Sunday, December 13, 2015
Losing a Child by Their Choice
Whether it be by suicide or drugs, it still ends up the same. A huge hole in your heart that is just painfully empty. I remember so clearly the day that Heather became a part of my life, the day of her birth. My heart was filled with my love for her. I remember so clearly the day that Heather chose to end her life. My heart became so empty. Don't get me wrong, my love for my other two daughters and my grandson are still full to overflowing, but nothing and no one will ever replace my sweet Heather.
I combine suicide and drug addiction because I personally feel they are two sides of the same coin. Both revolve around depression, anxiety - so many forms of mental illness that it would be impossible to list them all. While I know my daughters are suffering too, I haven't been in their shoes. I know they are hurting and I am hurting, but all of our hearts are a little different. I have three sisters and all of them are alive and well. Heather summed things up in her notes to us. She was miserable and while she knew she was going to hurt us (I don't think she quite grasped how much), she didn't think it was fair to ask her to live in a world where she hurt all the time.

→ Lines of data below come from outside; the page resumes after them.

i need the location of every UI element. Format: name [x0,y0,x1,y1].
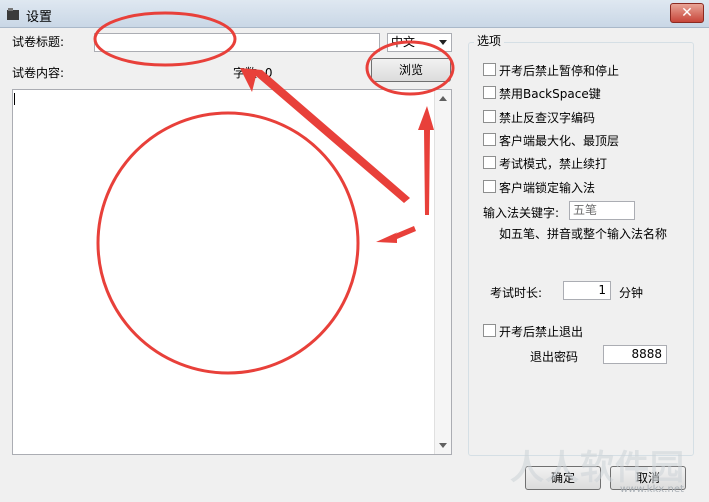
checkbox-label: 禁用BackSpace键 [499,87,601,101]
checkbox-forbid-lookup[interactable] [483,110,496,123]
ime-keyword-label: 输入法关键字: [483,206,560,220]
checkbox-disable-backspace[interactable] [483,86,496,99]
content-scrollbar[interactable] [434,90,451,454]
duration-label: 考试时长: [490,286,543,300]
exit-password-input[interactable]: 8888 [603,345,667,364]
chevron-down-icon [439,40,447,45]
watermark: 人人软件园 www.kkx.net [510,440,706,500]
checkbox-forbid-pause[interactable] [483,63,496,76]
checkbox-forbid-exit[interactable] [483,324,496,337]
checkbox-label: 禁止反查汉字编码 [499,111,596,125]
duration-input[interactable]: 1 [563,281,611,300]
watermark-logo: 人人软件园 [510,448,685,488]
options-group-title: 选项 [474,32,505,49]
options-group [468,42,694,456]
checkbox-label: 考试模式，禁止续打 [499,157,608,171]
ime-keyword-input[interactable]: 五笔 [569,201,635,220]
paper-content-textarea[interactable] [12,89,452,455]
text-caret [14,93,15,105]
checkbox-maximize-topmost[interactable] [483,133,496,146]
checkbox-exam-mode[interactable] [483,156,496,169]
exit-password-label: 退出密码 [530,350,579,364]
scroll-up-icon[interactable] [439,96,447,101]
forbid-exit-label: 开考后禁止退出 [499,325,584,339]
title-label: 试卷标题: [12,35,65,49]
checkbox-label: 开考后禁止暂停和停止 [499,64,620,78]
ime-keyword-value: 五笔 [573,203,598,217]
checkbox-lock-ime[interactable] [483,180,496,193]
paper-title-input[interactable] [94,33,380,52]
checkbox-label: 客户端最大化、最顶层 [499,134,620,148]
app-icon [7,8,19,20]
browse-button[interactable]: 浏览 [371,58,451,82]
title-bar: 设置 ✕ [0,0,709,28]
ime-hint: 如五笔、拼音或整个输入法名称 [499,227,668,241]
language-select-value: 中文 [391,35,416,49]
duration-unit: 分钟 [619,286,644,300]
duration-value: 1 [598,283,606,297]
scroll-down-icon[interactable] [439,443,447,448]
checkbox-label: 客户端锁定输入法 [499,181,596,195]
language-select[interactable]: 中文 [387,33,452,52]
exit-password-value: 8888 [631,347,662,361]
word-count: 字数: 0 [233,66,273,80]
close-button[interactable]: ✕ [670,3,704,23]
content-label: 试卷内容: [12,66,65,80]
window-title: 设置 [26,10,53,25]
watermark-url: www.kkx.net [620,484,684,495]
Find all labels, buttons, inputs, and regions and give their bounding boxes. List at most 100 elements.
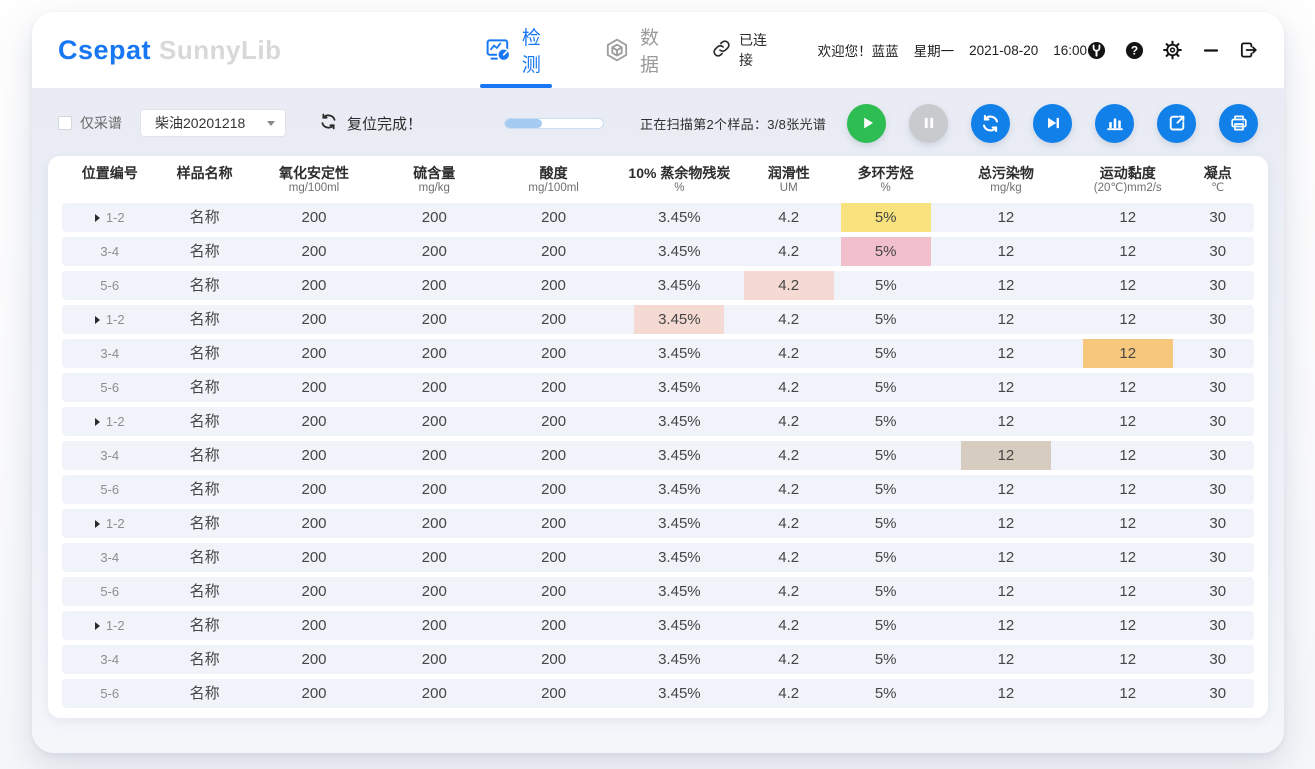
tab-data[interactable]: 数据 — [604, 12, 664, 88]
minimize-icon[interactable] — [1201, 41, 1220, 60]
value-cell: 名称 — [157, 271, 251, 300]
position-cell: 3-4 — [62, 237, 157, 266]
value-cell: 名称 — [157, 339, 251, 368]
value-cell: 3.45% — [615, 203, 744, 232]
position-label: 5-6 — [100, 577, 119, 606]
sync-icon — [980, 113, 1001, 134]
highlighted-value-cell: 3.45% — [634, 305, 724, 334]
table-row-11[interactable]: 3-4名称2002002003.45%4.25%121230 — [62, 543, 1254, 572]
value-cell: 5% — [833, 203, 937, 232]
position-cell: 3-4 — [62, 645, 157, 674]
skip-button[interactable] — [1033, 104, 1072, 143]
logout-icon[interactable] — [1239, 41, 1258, 60]
value-cell: 200 — [376, 645, 492, 674]
chevron-down-icon — [267, 121, 275, 126]
weekday-text: 星期一 — [914, 40, 955, 60]
detection-icon — [486, 37, 512, 63]
value-cell: 5% — [833, 611, 937, 640]
table-row-3[interactable]: 5-6名称2002002003.45%4.25%121230 — [62, 271, 1254, 300]
expand-arrow-icon[interactable] — [95, 316, 100, 324]
table-row-8[interactable]: 3-4名称2002002003.45%4.25%121230 — [62, 441, 1254, 470]
value-cell: 12 — [938, 509, 1074, 538]
value-cell: 3.45% — [615, 645, 744, 674]
position-cell: 1-2 — [62, 611, 157, 640]
value-cell: 名称 — [157, 373, 251, 402]
expand-arrow-icon[interactable] — [95, 520, 100, 528]
print-button[interactable] — [1219, 104, 1258, 143]
data-cube-icon — [604, 37, 630, 63]
pause-button[interactable] — [909, 104, 948, 143]
table-row-13[interactable]: 1-2名称2002002003.45%4.25%121230 — [62, 611, 1254, 640]
acquire-only-checkbox[interactable]: 仅采谱 — [58, 113, 122, 133]
value-cell: 4.2 — [744, 237, 833, 266]
table-row-9[interactable]: 5-6名称2002002003.45%4.25%121230 — [62, 475, 1254, 504]
table-row-1[interactable]: 1-2名称2002002003.45%4.25%121230 — [62, 203, 1254, 232]
value-cell: 4.2 — [744, 305, 833, 334]
checkbox-box[interactable] — [58, 116, 72, 130]
value-cell: 200 — [252, 407, 376, 436]
value-cell: 200 — [376, 441, 492, 470]
table-row-5[interactable]: 3-4名称2002002003.45%4.25%121230 — [62, 339, 1254, 368]
value-cell: 200 — [492, 203, 614, 232]
value-cell: 3.45% — [615, 237, 744, 266]
value-cell: 12 — [938, 645, 1074, 674]
tab-detection[interactable]: 检测 — [486, 12, 546, 88]
value-cell: 3.45% — [615, 339, 744, 368]
app-logo: Csepat SunnyLib — [58, 35, 314, 66]
position-label: 1-2 — [106, 407, 125, 436]
wrench-icon[interactable] — [1087, 41, 1106, 60]
value-cell: 200 — [252, 441, 376, 470]
chart-button[interactable] — [1095, 104, 1134, 143]
content-area: 仅采谱 柴油20201218 复位完成！ — [32, 88, 1284, 753]
value-cell: 名称 — [157, 577, 251, 606]
value-cell: 3.45% — [615, 509, 744, 538]
reset-status[interactable]: 复位完成！ — [319, 112, 422, 135]
export-button[interactable] — [1157, 104, 1196, 143]
sync-button[interactable] — [971, 104, 1010, 143]
table-row-6[interactable]: 5-6名称2002002003.45%4.25%121230 — [62, 373, 1254, 402]
table-row-12[interactable]: 5-6名称2002002003.45%4.25%121230 — [62, 577, 1254, 606]
start-button[interactable] — [847, 104, 886, 143]
value-cell: 200 — [376, 509, 492, 538]
value-cell: 12 — [1074, 203, 1181, 232]
table-row-10[interactable]: 1-2名称2002002003.45%4.25%121230 — [62, 509, 1254, 538]
position-cell: 1-2 — [62, 305, 157, 334]
table-row-2[interactable]: 3-4名称2002002003.45%4.25%121230 — [62, 237, 1254, 266]
value-cell: 12 — [1074, 509, 1181, 538]
link-icon — [712, 39, 731, 61]
table-body: 1-2名称2002002003.45%4.25%1212303-4名称20020… — [62, 203, 1254, 708]
table-row-7[interactable]: 1-2名称2002002003.45%4.25%121230 — [62, 407, 1254, 436]
value-cell: 3.45% — [615, 475, 744, 504]
value-cell: 12 — [938, 543, 1074, 572]
value-cell: 12 — [1074, 373, 1181, 402]
expand-arrow-icon[interactable] — [95, 418, 100, 426]
settings-icon[interactable] — [1163, 41, 1182, 60]
position-cell: 1-2 — [62, 407, 157, 436]
column-header-4: 硫含量mg/kg — [376, 165, 492, 195]
scan-progress-fill — [505, 119, 542, 128]
help-icon[interactable]: ? — [1125, 41, 1144, 60]
value-cell: 名称 — [157, 441, 251, 470]
value-cell: 名称 — [157, 645, 251, 674]
sample-type-dropdown[interactable]: 柴油20201218 — [140, 109, 286, 137]
value-cell: 5% — [833, 237, 937, 266]
value-cell: 30 — [1181, 475, 1254, 504]
value-cell: 12 — [938, 373, 1074, 402]
table-row-15[interactable]: 5-6名称2002002003.45%4.25%121230 — [62, 679, 1254, 708]
value-cell: 12 — [1074, 441, 1181, 470]
expand-arrow-icon[interactable] — [95, 214, 100, 222]
value-cell: 200 — [492, 645, 614, 674]
value-cell: 12 — [938, 679, 1074, 708]
value-cell: 200 — [252, 679, 376, 708]
welcome-text: 欢迎您！蓝蓝 — [818, 40, 899, 60]
table-row-4[interactable]: 1-2名称2002002003.45%4.25%121230 — [62, 305, 1254, 334]
column-header-7: 润滑性UM — [744, 165, 833, 195]
expand-arrow-icon[interactable] — [95, 622, 100, 630]
value-cell: 200 — [376, 203, 492, 232]
table-row-14[interactable]: 3-4名称2002002003.45%4.25%121230 — [62, 645, 1254, 674]
value-cell: 200 — [252, 475, 376, 504]
column-header-6: 10% 蒸余物残炭% — [615, 165, 744, 195]
pause-icon — [919, 113, 939, 133]
value-cell: 200 — [376, 373, 492, 402]
value-cell: 12 — [938, 475, 1074, 504]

I spend a lot of time feeling guilty. She was my baby and I let her down when she needed me the most. No, I didn't know how badly she was feeling. She didn't want anyone to know. She was embarrassed to let people know. Has her death changed me? Most definitely. Now I know that I have to do all I can to stop anyone else from feeling this pain. It's unbearable. When I hear of someone else taking their lives, my heart hurts a little more. I know the pain that they have left behind.
I have surrounded myself with her pictures. While it can be painful to look at them some days, it also reminds me that she did have a life and we have many memories of her. I think one of the things I miss quite a bit is talking with her. She was so full of life (at least on the outside). After talking with Heather, you just knew that things were going to be okay. I still talk to her, all the time. I have a journal where I write letters to her. One day, maybe it can become a help for others, but for now, it is helping me. Secretly I hope that one day she will reply. Sometimes I can see her and feel her in my dreams and I value those times with her. I don't always remember them, but I do know that I feel a connection and for that, I thank her from the bottom of my heart and soul.
Heather would help anyone, whether she liked them or not. She was definitely a better person that I am. I try each day to make her proud of me, but I know I will never be able to be the angel on Earth that she was. Through her death, I have opened up quite a bit. Many things I held inside for so long that I am finally letting them out. It actually feels good.
Mental illness is a huge problem and one that many are just too embarrassed to face. We had a choice with Heather's decision to end her life. We could try to hide it under the rug, or embrace it and try to help others in the future. We knew Heather would want to help others, so we opted to take that elephant in the corner, mental illness, and help to take it out of the corner and shine a spotlight on it. This is a serious problem and one that no ones needs to feel embarrassed about. People are around to help and everyone, every single person, needs to know that.
If you have lost a child and just need to talk sometime, you can use the contact form on this blog and drop me a note. I will help to share your pain. Everyone is different and I can't say that I will know how to help you, I am not a professional in any sense of the word. I am a Mom that lost my baby and I take my days one step at a time. I fill my days watching my grandson and trying to make things look a little nicer here.
A lot of our furniture is odds and ends that we acquired by various means. I started by finishing an old bookcase for Heather and making it hers as much as I could. Now, I am trying to take the other pieces of the furniture and make them, well, at least match each other. It takes time, but time I have. While I paint, I talk with my baby. I have to believe she hears me. I even read the letters that I write to her aloud, so that if she can't read them, I know she can hear them. It helps me to get through each day a step at a time.
If you lose someone to suicide or drug abuse, please know that there are people out there that have walked in your shoes and many of them are willing to help you on the journey. I am still not sure what my new normal is. I can tell you that right now, it has been 47 days without her. 6-1/2 weeks without her. I have gone through my first Halloween without her. My first birthday without her. My first Thanksgiving without and we are approaching our first Christmas without her. One day, I am told, it will get easier, but know that all the firsts are very hard.